To quote her biography, "Mary Stewart's legacy as an author is vast. She is considered by many to be the mother of the modern romantic suspense novel. She was among the first to integrate mystery and love story, seamlessly blending the two elements in such a way that each strengthens the other. Pamela Regis writes, "Stewart's influence extends to every writer of romantic suspense, for Stewart understood and perfected this hybrid of romance and mystery and used it as a structure for books so beautifully written that they have endured to become part of the canon of the twentieth-century romance novel." Popular authors continue to list her books among their favorites and cite her as influential to their own work. And even thirty years after publication, her books continue to be reprinted again and again."

Ever one to go with what was in her heart, Mary said, "The publishers didn't want me to write The Crystal Cave in the first place, because they were doing so well with the earlier books. Publishers never want you to change; if one horse is doing well, they don't want you to change horses. I've written stories since I was three and a half, and I think you're either born with the storyteller's flair or you're not. You can learn much about the craft of writing, but you either have the storyteller's flair or you don't. It's no virtue of mine. It's just there."

Mary Stewart was the author I used the flashlight in bed trick at night. Back in those days I didn't understand that there was a term for what I was reading (Romantic Suspense).  I just knew it made my toes curl, and that I couldn't get through the pages fast enough.

I'll leave you with a quote from Madame Will You Talk.

Oh, hell." He landed beside me, soft-footed on the pine needles. "This is beginning to have all the elements of a farce, isn't it? Too many villains, and nothing to tie them up with.” 

You will be missed!


  1. Loved her books. Such an inspiration!

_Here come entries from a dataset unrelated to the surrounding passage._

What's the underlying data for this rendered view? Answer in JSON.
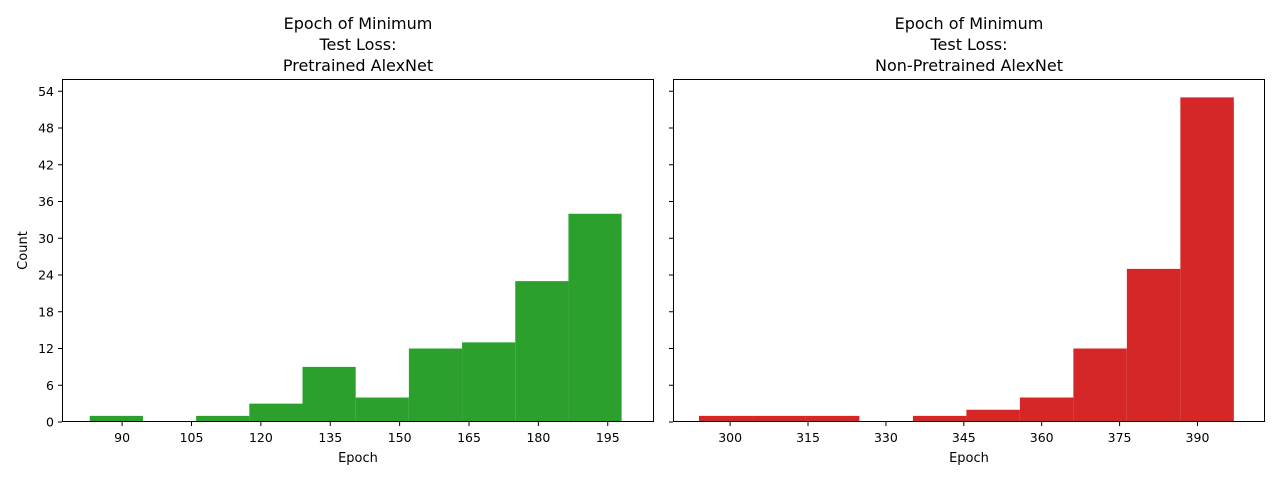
{
  "chart_data": [
    {
      "type": "bar",
      "title_lines": [
        "Epoch of Minimum",
        "Test Loss:",
        "Pretrained AlexNet"
      ],
      "xlabel": "Epoch",
      "ylabel": "Count",
      "color": "#2ca02c",
      "xlim": [
        77,
        205
      ],
      "ylim": [
        0,
        56
      ],
      "xticks": [
        90,
        105,
        120,
        135,
        150,
        165,
        180,
        195
      ],
      "yticks": [
        0,
        6,
        12,
        18,
        24,
        30,
        36,
        42,
        48,
        54
      ],
      "bins": [
        {
          "x0": 83,
          "x1": 94.5,
          "count": 1
        },
        {
          "x0": 94.5,
          "x1": 106,
          "count": 0
        },
        {
          "x0": 106,
          "x1": 117.5,
          "count": 1
        },
        {
          "x0": 117.5,
          "x1": 129,
          "count": 3
        },
        {
          "x0": 129,
          "x1": 140.5,
          "count": 9
        },
        {
          "x0": 140.5,
          "x1": 152,
          "count": 4
        },
        {
          "x0": 152,
          "x1": 163.5,
          "count": 12
        },
        {
          "x0": 163.5,
          "x1": 175,
          "count": 13
        },
        {
          "x0": 175,
          "x1": 186.5,
          "count": 23
        },
        {
          "x0": 186.5,
          "x1": 198,
          "count": 34
        }
      ]
    },
    {
      "type": "bar",
      "title_lines": [
        "Epoch of Minimum",
        "Test Loss:",
        "Non-Pretrained AlexNet"
      ],
      "xlabel": "Epoch",
      "ylabel": "",
      "color": "#d62728",
      "xlim": [
        289,
        403
      ],
      "ylim": [
        0,
        56
      ],
      "xticks": [
        300,
        315,
        330,
        345,
        360,
        375,
        390
      ],
      "yticks": [
        0,
        6,
        12,
        18,
        24,
        30,
        36,
        42,
        48,
        54
      ],
      "bins": [
        {
          "x0": 294,
          "x1": 304.3,
          "count": 1
        },
        {
          "x0": 304.3,
          "x1": 314.6,
          "count": 1
        },
        {
          "x0": 314.6,
          "x1": 324.9,
          "count": 1
        },
        {
          "x0": 324.9,
          "x1": 335.2,
          "count": 0
        },
        {
          "x0": 335.2,
          "x1": 345.5,
          "count": 1
        },
        {
          "x0": 345.5,
          "x1": 355.8,
          "count": 2
        },
        {
          "x0": 355.8,
          "x1": 366.1,
          "count": 4
        },
        {
          "x0": 366.1,
          "x1": 376.4,
          "count": 12
        },
        {
          "x0": 376.4,
          "x1": 386.7,
          "count": 25
        },
        {
          "x0": 386.7,
          "x1": 397,
          "count": 53
        }
      ]
    }
  ]
}
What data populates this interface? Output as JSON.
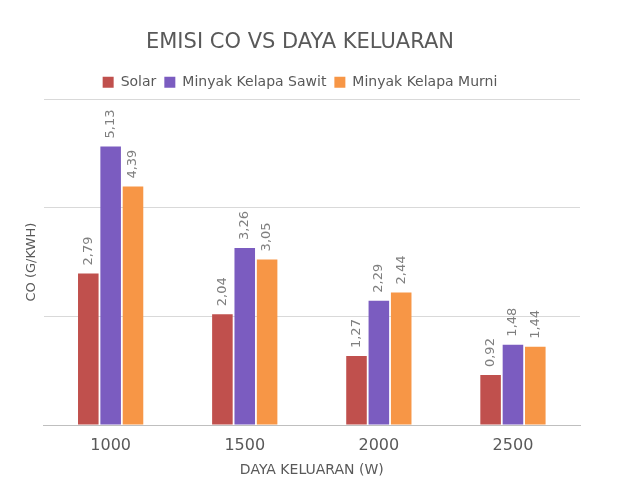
{
  "chart_data": {
    "type": "bar",
    "title": "EMISI CO VS DAYA KELUARAN",
    "x_label": "DAYA KELUARAN (W)",
    "y_label": "CO (G/KWH)",
    "categories": [
      "1000",
      "1500",
      "2000",
      "2500"
    ],
    "series": [
      {
        "name": "Solar",
        "color": "#c0504d",
        "values": [
          2.79,
          2.04,
          1.27,
          0.92
        ],
        "value_labels": [
          "2,79",
          "2,04",
          "1,27",
          "0,92"
        ]
      },
      {
        "name": "Minyak Kelapa Sawit",
        "color": "#7b5cc0",
        "values": [
          5.13,
          3.26,
          2.29,
          1.48
        ],
        "value_labels": [
          "5,13",
          "3,26",
          "2,29",
          "1,48"
        ]
      },
      {
        "name": "Minyak Kelapa Murni",
        "color": "#f79646",
        "values": [
          4.39,
          3.05,
          2.44,
          1.44
        ],
        "value_labels": [
          "4,39",
          "3,05",
          "2,44",
          "1,44"
        ]
      }
    ],
    "ylim": [
      0,
      6
    ],
    "yticks": [
      0,
      2,
      4,
      6
    ],
    "grid": true,
    "legend": "top",
    "data_labels": true,
    "tick_labels": "x"
  }
}
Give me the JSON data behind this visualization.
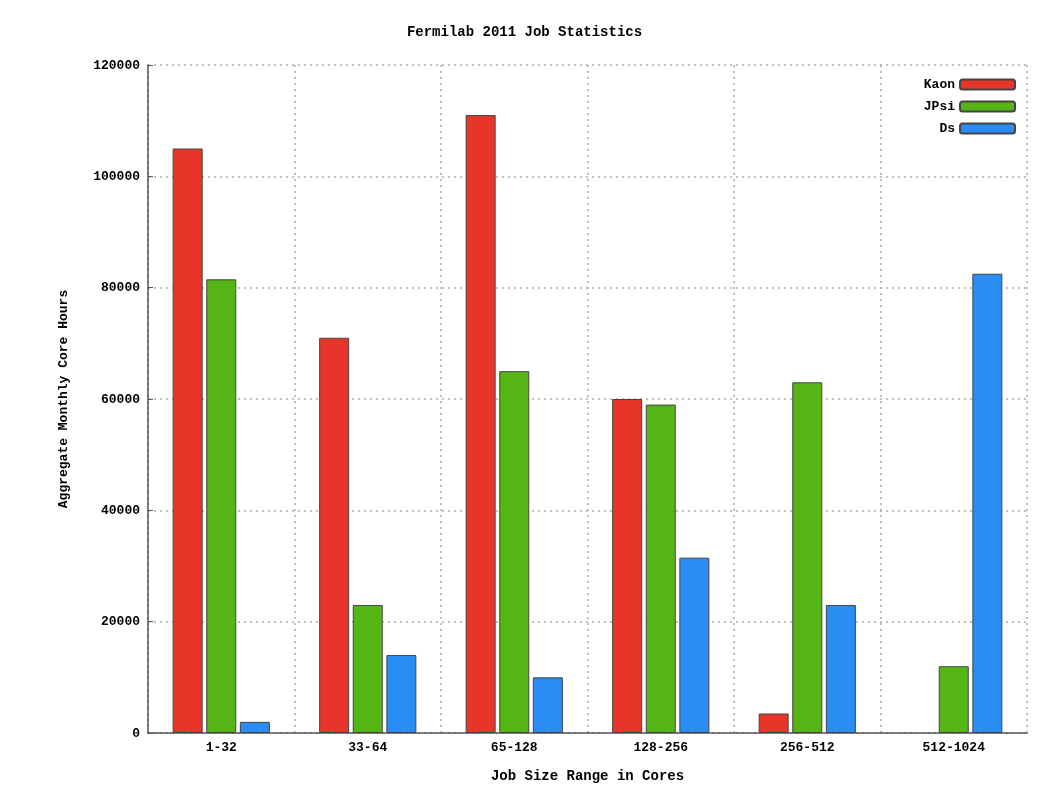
{
  "chart_data": {
    "type": "bar",
    "title": "Fermilab 2011 Job Statistics",
    "xlabel": "Job Size Range in Cores",
    "ylabel": "Aggregate Monthly Core Hours",
    "categories": [
      "1-32",
      "33-64",
      "65-128",
      "128-256",
      "256-512",
      "512-1024"
    ],
    "series": [
      {
        "name": "Kaon",
        "color": "#e8352a",
        "values": [
          105000,
          71000,
          111000,
          60000,
          3500,
          null
        ]
      },
      {
        "name": "JPsi",
        "color": "#55b514",
        "values": [
          81500,
          23000,
          65000,
          59000,
          63000,
          12000
        ]
      },
      {
        "name": "Ds",
        "color": "#2a8cf5",
        "values": [
          2000,
          14000,
          10000,
          31500,
          23000,
          82500
        ]
      }
    ],
    "ylim": [
      0,
      120000
    ],
    "yticks": [
      0,
      20000,
      40000,
      60000,
      80000,
      100000,
      120000
    ],
    "grid": true,
    "legend": "top right"
  }
}
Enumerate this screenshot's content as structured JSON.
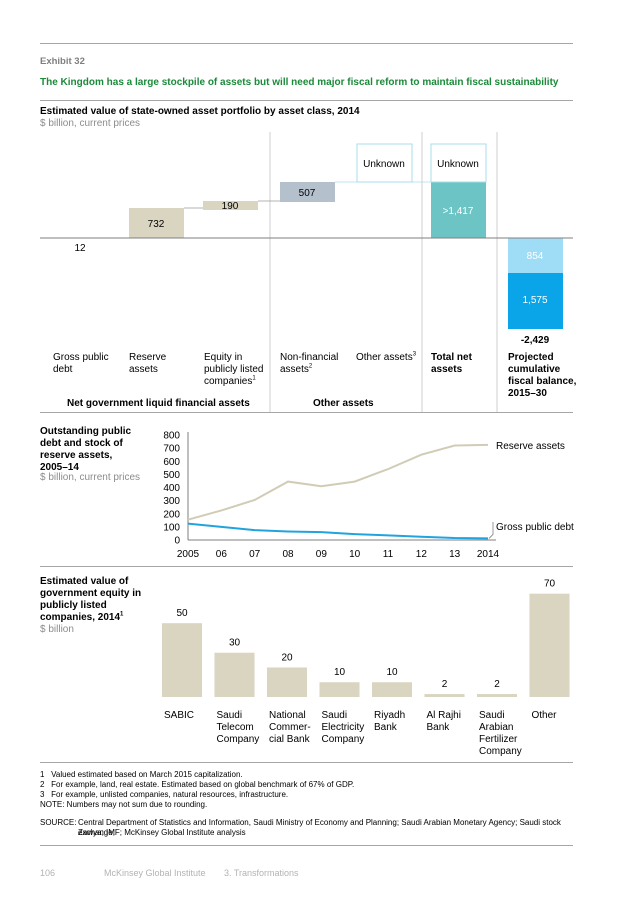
{
  "exhibit_label": "Exhibit 32",
  "headline": "The Kingdom has a large stockpile of assets but will need major fiscal reform to maintain fiscal sustainability",
  "colors": {
    "beige": "#d9d5c1",
    "gray_blue": "#b4c1cc",
    "teal": "#6cc4c4",
    "light_blue": "#9fdcf5",
    "blue": "#0aa4e8",
    "line_beige": "#d0ccb5",
    "line_blue": "#21a3de",
    "headline_green": "#1b8a3a"
  },
  "section1": {
    "title": "Estimated value of state-owned asset portfolio by asset class, 2014",
    "unit": "$ billion, current prices",
    "unknown_1": "Unknown",
    "unknown_2": "Unknown",
    "group_1": "Net government liquid financial assets",
    "group_2": "Other assets",
    "labels": {
      "gross_debt": "Gross public debt",
      "reserve": "Reserve assets",
      "equity": "Equity in publicly listed companies",
      "nonfin": "Non-financial assets",
      "other": "Other assets",
      "total": "Total net assets",
      "projected": "Projected cumulative fiscal balance, 2015–30"
    },
    "footnote_marks": {
      "equity": "1",
      "nonfin": "2",
      "other": "3"
    }
  },
  "section2": {
    "title": "Outstanding public debt and stock of reserve assets, 2005–14",
    "unit": "$ billion, current prices"
  },
  "section3": {
    "title": "Estimated value of government equity in publicly listed companies, 2014",
    "title_mark": "1",
    "unit": "$ billion"
  },
  "chart_data": [
    {
      "type": "bar",
      "subtype": "waterfall",
      "categories": [
        "Gross public debt",
        "Reserve assets",
        "Equity in publicly listed companies",
        "Non-financial assets",
        "Other assets",
        "Total net assets",
        "Projected cumulative fiscal balance, 2015–30"
      ],
      "values": [
        12,
        732,
        190,
        507,
        null,
        1417,
        -2429
      ],
      "value_labels": [
        "12",
        "732",
        "190",
        "507",
        "",
        ">1,417",
        "-2,429"
      ],
      "projected_components": [
        {
          "label": "854",
          "value": -854
        },
        {
          "label": "1,575",
          "value": -1575
        }
      ],
      "unknown_markers": [
        "Unknown",
        "Unknown"
      ]
    },
    {
      "type": "line",
      "x": [
        2005,
        2006,
        2007,
        2008,
        2009,
        2010,
        2011,
        2012,
        2013,
        2014
      ],
      "x_tick_labels": [
        "2005",
        "06",
        "07",
        "08",
        "09",
        "10",
        "11",
        "12",
        "13",
        "2014"
      ],
      "series": [
        {
          "name": "Reserve assets",
          "values": [
            155,
            225,
            305,
            445,
            410,
            445,
            540,
            650,
            720,
            725
          ]
        },
        {
          "name": "Gross public debt",
          "values": [
            125,
            100,
            75,
            65,
            60,
            45,
            35,
            25,
            15,
            12
          ]
        }
      ],
      "ylim": [
        0,
        800
      ],
      "y_ticks": [
        0,
        100,
        200,
        300,
        400,
        500,
        600,
        700,
        800
      ]
    },
    {
      "type": "bar",
      "categories": [
        "SABIC",
        "Saudi Telecom Company",
        "National Commer- cial Bank",
        "Saudi Electricity Company",
        "Riyadh Bank",
        "Al Rajhi Bank",
        "Saudi Arabian Fertilizer Company",
        "Other"
      ],
      "category_lines": [
        [
          "SABIC"
        ],
        [
          "Saudi",
          "Telecom",
          "Company"
        ],
        [
          "National",
          "Commer-",
          "cial Bank"
        ],
        [
          "Saudi",
          "Electricity",
          "Company"
        ],
        [
          "Riyadh",
          "Bank"
        ],
        [
          "Al Rajhi",
          "Bank"
        ],
        [
          "Saudi",
          "Arabian",
          "Fertilizer",
          "Company"
        ],
        [
          "Other"
        ]
      ],
      "values": [
        50,
        30,
        20,
        10,
        10,
        2,
        2,
        70
      ],
      "value_labels": [
        "50",
        "30",
        "20",
        "10",
        "10",
        "2",
        "2",
        "70"
      ]
    }
  ],
  "footnotes": [
    {
      "num": "1",
      "text": "Valued estimated based on March 2015 capitalization."
    },
    {
      "num": "2",
      "text": "For example, land, real estate. Estimated based on global benchmark of 67% of GDP."
    },
    {
      "num": "3",
      "text": "For example, unlisted companies, natural resources, infrastructure."
    }
  ],
  "note": "NOTE: Numbers may not sum due to rounding.",
  "source_label": "SOURCE:",
  "source_text_1": "Central Department of Statistics and Information, Saudi Ministry of Economy and Planning; Saudi Arabian Monetary Agency; Saudi stock exchange;",
  "source_text_2": "Zawya; IMF; McKinsey Global Institute analysis",
  "footer": {
    "page": "106",
    "org": "McKinsey Global Institute",
    "chapter": "3. Transformations"
  }
}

  2. I didn't realize she had died. I LOVED her books. She was a flashlight under the covers read for me, too, and also made me long to go to Greece!

  3. She was my favorite author since early teens. I read and re-read those mystery/romances and dreamed of going to the bridge at Avignon, hiking the Scottish coast in the fog, the quiet hillsides of the island of Crete, the light over the ruins at Delphi, seeing the white stallions in Vienna, all the wonderful places and adventures. In time, I did visit some of these and thought back to the images evoked by her wonderful writing. I am so glad her writing was a part of my life.